Certainly, it seemed the authorities had found the killer.

Unable to account for his movements that day, he was arrested and grilled by the local coroner. His seemingly hopeless situation appeared all the worse after blood was found on his boots and a bloody footstep of similar appearance had stained Charlotte's dress.

However, the case against him fell apart after tests conclusively proved his footwear could not have left the impression and he was released.

The hunt went on, for days without a breakthrough - but then as now, money talked.

The not inconsiderable sum of £100 for information leading to a conviction was announced by the parish officers and the local vicar at Charlotte's inquest, and a key witness emerged.

The appropriately named farmer's wife, Mrs Ham, reported she had been suffering from toothache and sat down under a hedge for a few minutes respite on her way to Pamber some two miles away.

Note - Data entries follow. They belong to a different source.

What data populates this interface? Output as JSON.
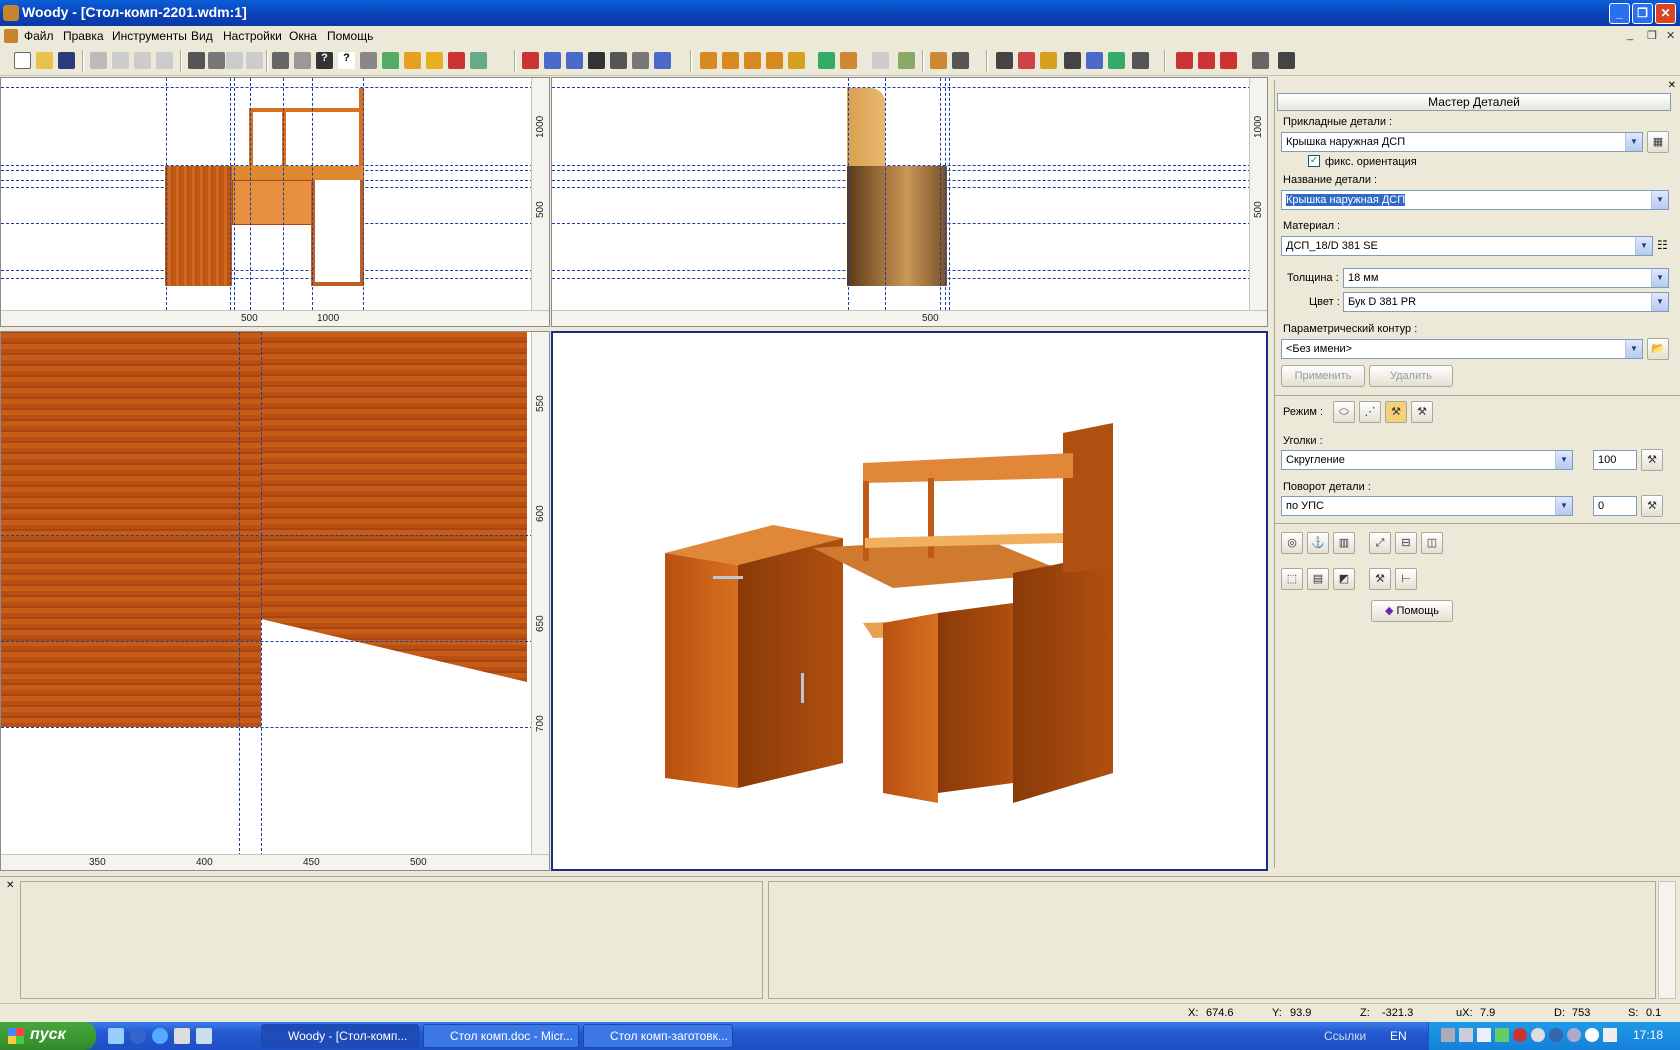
{
  "window": {
    "title": "Woody - [Стол-комп-2201.wdm:1]"
  },
  "menu": [
    "Файл",
    "Правка",
    "Инструменты",
    "Вид",
    "Настройки",
    "Окна",
    "Помощь"
  ],
  "views": {
    "top_left": {
      "ruler_v": [
        "1000",
        "500"
      ],
      "ruler_h": [
        "500",
        "1000"
      ]
    },
    "top_right": {
      "ruler_v": [
        "1000",
        "500"
      ],
      "ruler_h": [
        "500"
      ]
    },
    "bottom_left": {
      "ruler_v": [
        "550",
        "600",
        "650",
        "700"
      ],
      "ruler_h": [
        "350",
        "400",
        "450",
        "500"
      ]
    }
  },
  "panel": {
    "title": "Мастер Деталей",
    "applied_label": "Прикладные детали :",
    "applied_value": "Крышка наружная ДСП",
    "fix_orientation": "фикс. ориентация",
    "fix_orientation_checked": true,
    "name_label": "Название детали :",
    "name_value": "Крышка наружная ДСП",
    "material_label": "Материал :",
    "material_value": "ДСП_18/D 381 SE",
    "thickness_label": "Толщина :",
    "thickness_value": "18 мм",
    "color_label": "Цвет :",
    "color_value": "Бук D 381 PR",
    "contour_label": "Параметрический контур :",
    "contour_value": "<Без имени>",
    "apply_btn": "Применить",
    "delete_btn": "Удалить",
    "mode_label": "Режим :",
    "corners_label": "Уголки :",
    "corners_value": "Скругление",
    "corners_num": "100",
    "rotate_label": "Поворот детали :",
    "rotate_value": "по УПС",
    "rotate_num": "0",
    "help_btn": "Помощь"
  },
  "status": {
    "x_label": "X:",
    "x": "674.6",
    "y_label": "Y:",
    "y": "93.9",
    "z_label": "Z:",
    "z": "-321.3",
    "ux_label": "uX:",
    "ux": "7.9",
    "d_label": "D:",
    "d": "753",
    "s_label": "S:",
    "s": "0.1"
  },
  "taskbar": {
    "start": "пуск",
    "tasks": [
      "Woody - [Стол-комп...",
      "Стол комп.doc - Micr...",
      "Стол комп-заготовк..."
    ],
    "links": "Ссылки",
    "lang": "EN",
    "clock": "17:18"
  }
}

Hearing the sound of approaching footsteps, she saw Charlotte - but she was not alone. She was in the company of a man she did not recognise but her description matched that of Thomas Ford who was the aunt and uncle's nephew. That very morning, she had given him some bread and cheese.

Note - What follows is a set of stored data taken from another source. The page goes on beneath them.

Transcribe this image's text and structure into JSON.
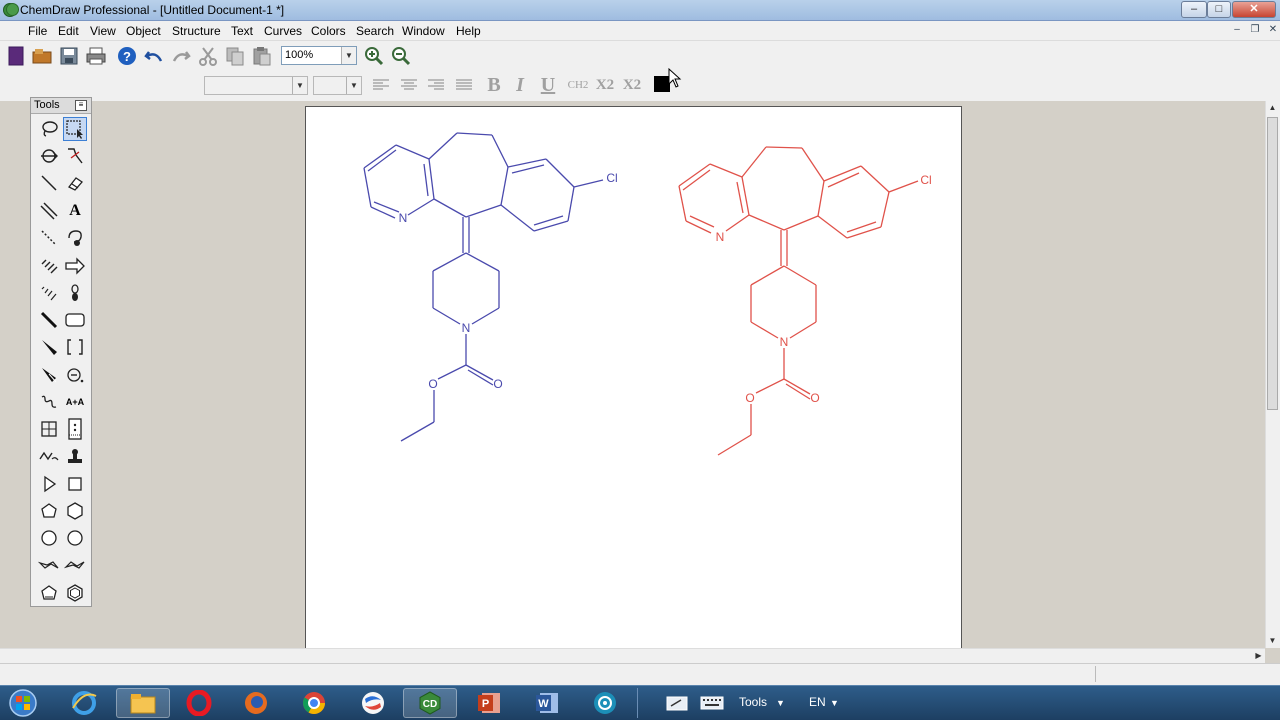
{
  "window": {
    "title": "ChemDraw Professional - [Untitled Document-1 *]",
    "controls": [
      "–",
      "□",
      "✕"
    ]
  },
  "menubar": {
    "items": [
      "File",
      "Edit",
      "View",
      "Object",
      "Structure",
      "Text",
      "Curves",
      "Colors",
      "Search",
      "Window",
      "Help"
    ]
  },
  "toolbar": {
    "zoom": "100%",
    "format_labels": {
      "bold": "B",
      "italic": "I",
      "underline": "U",
      "chemical": "CH2",
      "subscript": "X2",
      "superscript": "X2"
    },
    "text_color": "#000000"
  },
  "tools_palette": {
    "title": "Tools",
    "labels": {
      "text_tool": "A",
      "reaction_tool": "A+A"
    }
  },
  "molecules": [
    {
      "color": "#4a4aad",
      "atoms": {
        "pyridine_n": "N",
        "chlorine": "Cl",
        "piperidine_n": "N",
        "ester_o": "O",
        "carbonyl_o": "O"
      }
    },
    {
      "color": "#e0524a",
      "atoms": {
        "pyridine_n": "N",
        "chlorine": "Cl",
        "piperidine_n": "N",
        "ester_o": "O",
        "carbonyl_o": "O"
      }
    }
  ],
  "taskbar": {
    "apps": [
      "start",
      "internet-explorer",
      "file-explorer",
      "opera",
      "firefox",
      "chrome",
      "swift",
      "chemdraw",
      "powerpoint",
      "word",
      "media"
    ],
    "tray": {
      "tools_label": "Tools",
      "language": "EN"
    }
  }
}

Miles, vaguely aged between 20 and 30 in press reports, was described in the brief as "being of a very inferior intellect, almost an idiot. He has nevertheless evinced on many occasions considerable ingenuity, especially in mischief and upon his passion being excited, has exhibited much cunning and depravity."

Miles was looked after by the parish but could find work if and when he pleased, often retained as a keeper and driver of cattle.

Though he had been seen in the vicinity of the copse, the case against him was at best circumstantial but though evasive at first, he soon confessed to killing Charlotte, giving by way of explanation: "It came over me to do it as things sometimes do."

Miles was committed for trial at Hampshire Assizes, charged that he 'feloniously, wilfully and of his own malice aforethought killed and murdered Charlotte Billimore,' but not surprisingly the case never reached there.

Examined by doctors in Winchester Jail, he was found incapable of understanding the nature of the charge, and on July 31, 1831, was ordered to be detained at Lainston House, near Winchester, then a lunatic asylum.

But why had he murdered Charlotte?

Humiliation and jealousy appear the motives.

He had sought revenge against local schoolchildren who had mercilessly taunted him about his mental and physical inadequacies. It also transpired he often went to his aunt and uncle for titbits and feared increasingly losing out to the popular Charlotte in what was essentially a poor but honest household.